Now, up to this point I'm thinking that this is a highly effective commercial. At this point, though, the woman lets out this blood-curdling screen as another chef bends down by her to help her, and then, for about a half-second, the shot snaps to the woman, the skin on her face and hands completely scalded, before snapping to black, finally showing the URL of the Website people are supposed to go to in order to learn about safety. I'd been noshing on Doritos just before the commercial aired, and for about a good twenty seconds I thought I was going to lose it. I ran to the upstairs bathroom and lifted the toilet lid, but nothing came out. Needless to say, I kept my eyes glued to my flat panel here whenever the commercial came back on, as it did several times throughout the rest of the night.

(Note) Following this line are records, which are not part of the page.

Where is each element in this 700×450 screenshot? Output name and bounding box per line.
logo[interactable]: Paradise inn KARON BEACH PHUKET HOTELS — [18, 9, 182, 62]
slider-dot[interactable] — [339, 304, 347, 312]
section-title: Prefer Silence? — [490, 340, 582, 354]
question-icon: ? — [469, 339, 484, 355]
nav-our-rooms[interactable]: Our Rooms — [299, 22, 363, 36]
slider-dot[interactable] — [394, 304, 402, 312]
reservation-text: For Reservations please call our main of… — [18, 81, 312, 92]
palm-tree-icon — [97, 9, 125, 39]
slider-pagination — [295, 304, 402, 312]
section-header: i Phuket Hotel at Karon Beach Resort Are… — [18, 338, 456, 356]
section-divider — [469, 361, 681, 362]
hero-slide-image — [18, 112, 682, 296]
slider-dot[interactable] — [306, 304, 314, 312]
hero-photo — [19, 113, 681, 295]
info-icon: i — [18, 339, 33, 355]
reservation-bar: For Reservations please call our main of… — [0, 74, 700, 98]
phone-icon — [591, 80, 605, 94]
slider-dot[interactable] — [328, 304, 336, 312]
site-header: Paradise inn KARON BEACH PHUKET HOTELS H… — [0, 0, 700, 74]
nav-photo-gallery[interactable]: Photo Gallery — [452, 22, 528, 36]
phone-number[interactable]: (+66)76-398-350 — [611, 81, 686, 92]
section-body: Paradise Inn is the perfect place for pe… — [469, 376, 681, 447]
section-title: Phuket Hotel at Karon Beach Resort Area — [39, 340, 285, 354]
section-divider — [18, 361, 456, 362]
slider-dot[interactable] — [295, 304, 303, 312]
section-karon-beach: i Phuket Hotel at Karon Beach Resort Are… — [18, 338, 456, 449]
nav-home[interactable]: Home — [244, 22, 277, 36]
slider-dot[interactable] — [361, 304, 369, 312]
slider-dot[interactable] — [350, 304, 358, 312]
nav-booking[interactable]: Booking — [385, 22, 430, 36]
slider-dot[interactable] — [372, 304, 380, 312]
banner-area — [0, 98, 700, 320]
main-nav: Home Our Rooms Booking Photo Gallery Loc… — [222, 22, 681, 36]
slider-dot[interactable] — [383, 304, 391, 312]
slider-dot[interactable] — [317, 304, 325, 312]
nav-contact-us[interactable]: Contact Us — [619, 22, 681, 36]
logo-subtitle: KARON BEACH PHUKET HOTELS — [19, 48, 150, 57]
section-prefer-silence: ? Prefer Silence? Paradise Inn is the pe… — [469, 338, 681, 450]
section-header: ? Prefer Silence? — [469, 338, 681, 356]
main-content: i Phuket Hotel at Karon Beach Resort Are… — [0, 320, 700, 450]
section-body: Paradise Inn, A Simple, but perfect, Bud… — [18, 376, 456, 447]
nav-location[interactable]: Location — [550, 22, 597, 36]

I know that we're living in a post-Saw world and that some people argue that you need these kinds of jarring images in order to attract people's attention these days. I can remember a debate several months ago when Volkswagon started showing car crashes from inside the cars in a line of their commercials, the ones that famously ended with the person driving the Volkswagon saying "Holy shit" at the end (with the -it cut off by a similar snap to a black screen). However, I think there is a world of difference between showing car crashes (which despite all of the twisted steel never had a drop of blood or even the slightest hint of injury) and flashing to a shot of a woman with third degree burns on her face and hands. Even though Poppy Z. Brite is one of my favourite authors and I've written a bit of horror myself, I really have no desire to see horror on television or in films, and it couldn't be more obvious that this commercial was trying to play on horror-film schlock here, particularly given that they cut away from the burnt woman so quickly.

More to the point, this is not a commercial that should be airing when children are so likely to be watching it. The commercial only started airing during the late-night game, but even assuming that it aired only in eastern Canada and they didn't show it in the west, there are still a lot of children watching CBC that late on a Saturday night during hockey season. Hockey brings Canadians of all ages together in a way that the NFL only wishes they could get football to do here in the US, and little kids don't need to be seeing stuff like that. I'm too much of a libertarian on these issues to say that the Canadian government should outlaw the commercial, but given some of the ridiculous things some Canadian bodies (in particular the CRTC) does to regulate Canadian television, I would have thought that they'd never allow this commercial to air, much less during Canada's signature sports broadcast.